With running a Home Lab with lots of different VMs which all need updating, but all have mostly the same packages, it makes a lot of sense to cache packages.

With CentOS, out the box it likes to balance between mirrors by looking up from a Mirror List which means that each time your packages may come from a different place. You could disable this, but then you risk creating hot-spots on mirrors which is neither good for CentOS nor your time.
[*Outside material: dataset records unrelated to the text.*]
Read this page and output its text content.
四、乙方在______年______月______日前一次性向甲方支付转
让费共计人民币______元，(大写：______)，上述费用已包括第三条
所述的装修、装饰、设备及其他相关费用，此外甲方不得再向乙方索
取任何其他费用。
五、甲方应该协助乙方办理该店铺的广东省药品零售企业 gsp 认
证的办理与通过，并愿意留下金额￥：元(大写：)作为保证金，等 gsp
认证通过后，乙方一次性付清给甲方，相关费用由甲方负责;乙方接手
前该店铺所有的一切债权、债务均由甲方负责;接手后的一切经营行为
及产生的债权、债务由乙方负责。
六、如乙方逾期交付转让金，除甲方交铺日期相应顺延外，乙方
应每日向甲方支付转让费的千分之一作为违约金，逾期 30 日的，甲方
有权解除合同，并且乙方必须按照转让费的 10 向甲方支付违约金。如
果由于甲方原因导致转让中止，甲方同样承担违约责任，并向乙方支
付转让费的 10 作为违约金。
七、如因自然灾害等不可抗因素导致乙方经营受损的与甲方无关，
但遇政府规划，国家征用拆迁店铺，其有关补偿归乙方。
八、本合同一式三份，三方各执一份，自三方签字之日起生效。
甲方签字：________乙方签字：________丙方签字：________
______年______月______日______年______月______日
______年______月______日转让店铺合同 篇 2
This article shows how to solve that with a bit of extra config with apt-cacher-ng on Debian Jessie. This can handle caching for yum as well as apt, so don't let the name put you off.

Client config

To make yum use apt-cacher-proxy add the following line in your /etc/yum.conf:

proxy=http://address.of.your.cache:3142

Easy as that!

Mirror Lists

Out the box apt-cacher-ng will not pass mirror list lookups and log them as forbidden. To solve that we need to add an extra VfilePattern in /etc/apt-cacher-ng/acng.conf to match the request pattern:

VfilePatternEx: ^/\?release=[0-9]+&arch=

Using VfilePattern(Ex) allow Volatile (short caching) of results.

Other Files

Update 20160702 - I hit a problem when the GPG key couldn't be retrieved via the proxy. You can extend this pattern to include things like keys or any other things that get thrown in the mix. Check apt-cacher.log for "403 Forbidden" and add further matching into the pattern. For an example key the pattern becomes:

VfilePatternEx: ^(/\?release=[0-9]+&arch=.*|.*/RPM-GPG-KEY-examplevendor)$

Merging Mirrors

It's rather a waste to have all the different mirrors caching differently when they should all have the same, interchangeable content. To solve this we need to tell apt-cacher-ng about all the mirrors involved so it can group them up. For this add a Remap line to /etc/apt-cacher-ng/acng.conf like this:

Remap-centos: file:centos_mirrors /centos

Then you will need to provide a mirror list in /etc/apt-cacher-ng/centos_mirrors which can be done by fetching it from CentOS and extracting the http cells with a one-liner:

# curl https://www.centos.org/download/full-mirrorlist.csv | sed 's/^.*"http:/http:/' | sed 's/".*$//' | grep ^http >/etc/apt-cacher-ng/centos_mirrors

SSL Passthrough

Update 20160702 - One snag you may encounter is that there's quite a few repos around these days that have some aspect as SSL which apt-cacher-ng doesn't handle out the box. One example is if you install the "epel-release" package in CentOS 7 this looks up mirrors with SSL and fails.

The way this can be handled is to put in a PassThroughPattern in /etc/apt-cacher-ng/acng.conf which could look like something like this:

PassThroughPattern: (mirrors\.fedoraproject\.org|some\.other\.repo|yet\.another\.repo):443

This basically enables CONNECT requests to pass through for requests matching these three patterns. Keep in mind that there is no caching in this case. Particularly for large infrastructures or Lab setups (my case) you might want to consider using non-SSL repos to use the cache and save bandwidth. There is still a level of safety without SSL (relying on GPG signatures alone), but you should weigh up the security requirements for your particular use case.

Making it work

To bring the config live you need to restart restarted apt-cacher-ng with:

# systemctl restart apt-cacher-ng.service

If that fails then checking the logs is normally a good place to start. Chances are there's a typo or something that's crept in.

Then on your CentOS box you can force yum to clear caches and re-try:

# yum clean expire-cache
# yum update

With the configuration in place, on your cache machine you should see files being fetched via apt-cacher-ng and a "centos" directory where mirrors are merged in /var/cache/apt-cacher-ng/ should appear.